The capital has a great selection of retail outlets. There are several exclusive shopping centres, including Glassmagasinet, Paleet, Eger Karl Johan and Steen & Strøm. You'll find top fashion brands such as Burberry, Ralph Lauren, Gucci and Louis Vuitto as well as stores selling Scandinavian products and local boutiques stocked with handicrafts and vintage clothing.
Year-round golf is available at ToppGolf and 18-hole mini-golf can be played at Ekeberg that has waterfalls, bridges, streams and lots of fun obstacles. Kids with excess energy will enjoy the Leos Lekeland indoor adventure playground or a tour around the interactive Norwegian Museum of Science and Technology.
Visitors to Oslo can benefit from purchasing an Oslo Pass valid for 1-3 days. The Pass is great value and allows free entry to over 30 attractions and museums plus the city's outdoor swimming pools. It allows free travel on public transport and discounts on sightseeing tours, entrance to the Tusenfryd Amusement Park and concert tickets. It can also be used for many other special offers.
Oslo is a well-known location for indulging in Spa treatments. There are some awesome Spas such as The Well, which is Norway's largest spa and boathouse. It has 15 saunas and steam rooms, 11 pools and a Japanese onsen bathhouse. Massages and treatments will help you relax and reinvigorate your mind and body. Alternatively, try the alternative Nordic and Norwegian treatments offered at The Thief Spa, where the atmosphere is inspired by moss, slate, sea and Nordic light.
Calendar of Events
The capital's calendar of events is jammed packed with an amazing variety of festivals, concerts, parades and sporting fixtures.

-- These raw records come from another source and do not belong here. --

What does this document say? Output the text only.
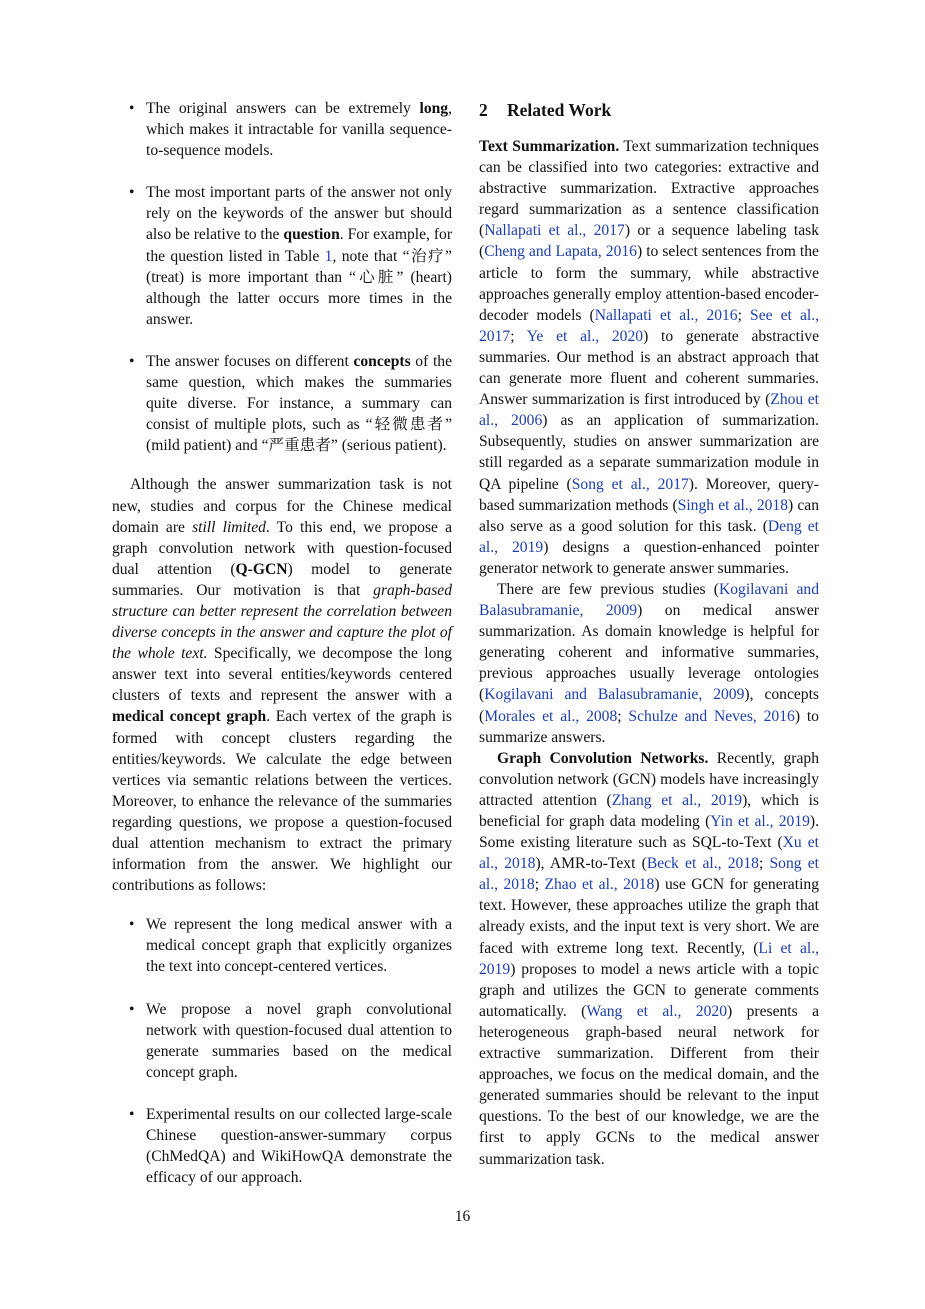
• The original answers can be extremely long, which makes it intractable for vanilla sequence-to-sequence models.
• The most important parts of the answer not only rely on the keywords of the answer but should also be relative to the question. For example, for the question listed in Table 1, note that “治疗” (treat) is more important than “心脏” (heart) although the latter occurs more times in the answer.
• The answer focuses on different concepts of the same question, which makes the summaries quite diverse. For instance, a summary can consist of multiple plots, such as “轻微患者” (mild patient) and “严重患者” (serious patient).

Although the answer summarization task is not new, studies and corpus for the Chinese medical domain are still limited. To this end, we propose a graph convolution network with question-focused dual attention (Q-GCN) model to generate summaries. Our motivation is that graph-based structure can better represent the correlation between diverse concepts in the answer and capture the plot of the whole text. Specifically, we decompose the long answer text into several entities/keywords centered clusters of texts and represent the answer with a medical concept graph. Each vertex of the graph is formed with concept clusters regarding the entities/keywords. We calculate the edge between vertices via semantic relations between the vertices. Moreover, to enhance the relevance of the summaries regarding questions, we propose a question-focused dual attention mechanism to extract the primary information from the answer. We highlight our contributions as follows:

• We represent the long medical answer with a medical concept graph that explicitly organizes the text into concept-centered vertices.
• We propose a novel graph convolutional network with question-focused dual attention to generate summaries based on the medical concept graph.
• Experimental results on our collected large-scale Chinese question-answer-summary corpus (ChMedQA) and WikiHowQA demonstrate the efficacy of our approach.
2 Related Work

Text Summarization. Text summarization techniques can be classified into two categories: extractive and abstractive summarization. Extractive approaches regard summarization as a sentence classification (Nallapati et al., 2017) or a sequence labeling task (Cheng and Lapata, 2016) to select sentences from the article to form the summary, while abstractive approaches generally employ attention-based encoder-decoder models (Nallapati et al., 2016; See et al., 2017; Ye et al., 2020) to generate abstractive summaries. Our method is an abstract approach that can generate more fluent and coherent summaries. Answer summarization is first introduced by (Zhou et al., 2006) as an application of summarization. Subsequently, studies on answer summarization are still regarded as a separate summarization module in QA pipeline (Song et al., 2017). Moreover, query-based summarization methods (Singh et al., 2018) can also serve as a good solution for this task. (Deng et al., 2019) designs a question-enhanced pointer generator network to generate answer summaries.

There are few previous studies (Kogilavani and Balasubramanie, 2009) on medical answer summarization. As domain knowledge is helpful for generating coherent and informative summaries, previous approaches usually leverage ontologies (Kogilavani and Balasubramanie, 2009), concepts (Morales et al., 2008; Schulze and Neves, 2016) to summarize answers.

Graph Convolution Networks. Recently, graph convolution network (GCN) models have increasingly attracted attention (Zhang et al., 2019), which is beneficial for graph data modeling (Yin et al., 2019). Some existing literature such as SQL-to-Text (Xu et al., 2018), AMR-to-Text (Beck et al., 2018; Song et al., 2018; Zhao et al., 2018) use GCN for generating text. However, these approaches utilize the graph that already exists, and the input text is very short. We are faced with extreme long text. Recently, (Li et al., 2019) proposes to model a news article with a topic graph and utilizes the GCN to generate comments automatically. (Wang et al., 2020) presents a heterogeneous graph-based neural network for extractive summarization. Different from their approaches, we focus on the medical domain, and the generated summaries should be relevant to the input questions. To the best of our knowledge, we are the first to apply GCNs to the medical answer summarization task.

16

The world-famous Nobel Peace Prize Ceremony is held every December in the City Hall and the award recipients are greatly anticipated each year.
Tens of thousands of people line the streets to see the big Oslo Pride Parade in July each year. It is the country's largest festival celebrating the LGBT community. Pride art also runs at the same time, exhibiting work by more than 70 artists both amateur and professional and from 20 countries around the world.
The Oya Festival is held in August and is one of the largest outdoor music events held in Oslo. Four days of big international names from rock and pop genres perform alongside up and coming musicians. The day before the festival starts, the Oya Club Night takes place with numerous concerts being held around the city.
Oslo Jazz Festival is also held in August and has been attracting loyal fans from around the globe since 1986. Genres range from ragtime to swing, rap to bop, with both electric and acoustic performances. This a well-organised event suitable for all the family.
World-class chamber ensembles travel to Norway each summer to perform at the Oslo Chamber Music Festival. It has been a well-received event since Norway's acclaimed violinist Arve Tellefsen established it 1989. As well as presenting chamber music to a wider audience, it provides an opportunity to see some of the city's most beautiful concert venues, some of which are not normally open to the public.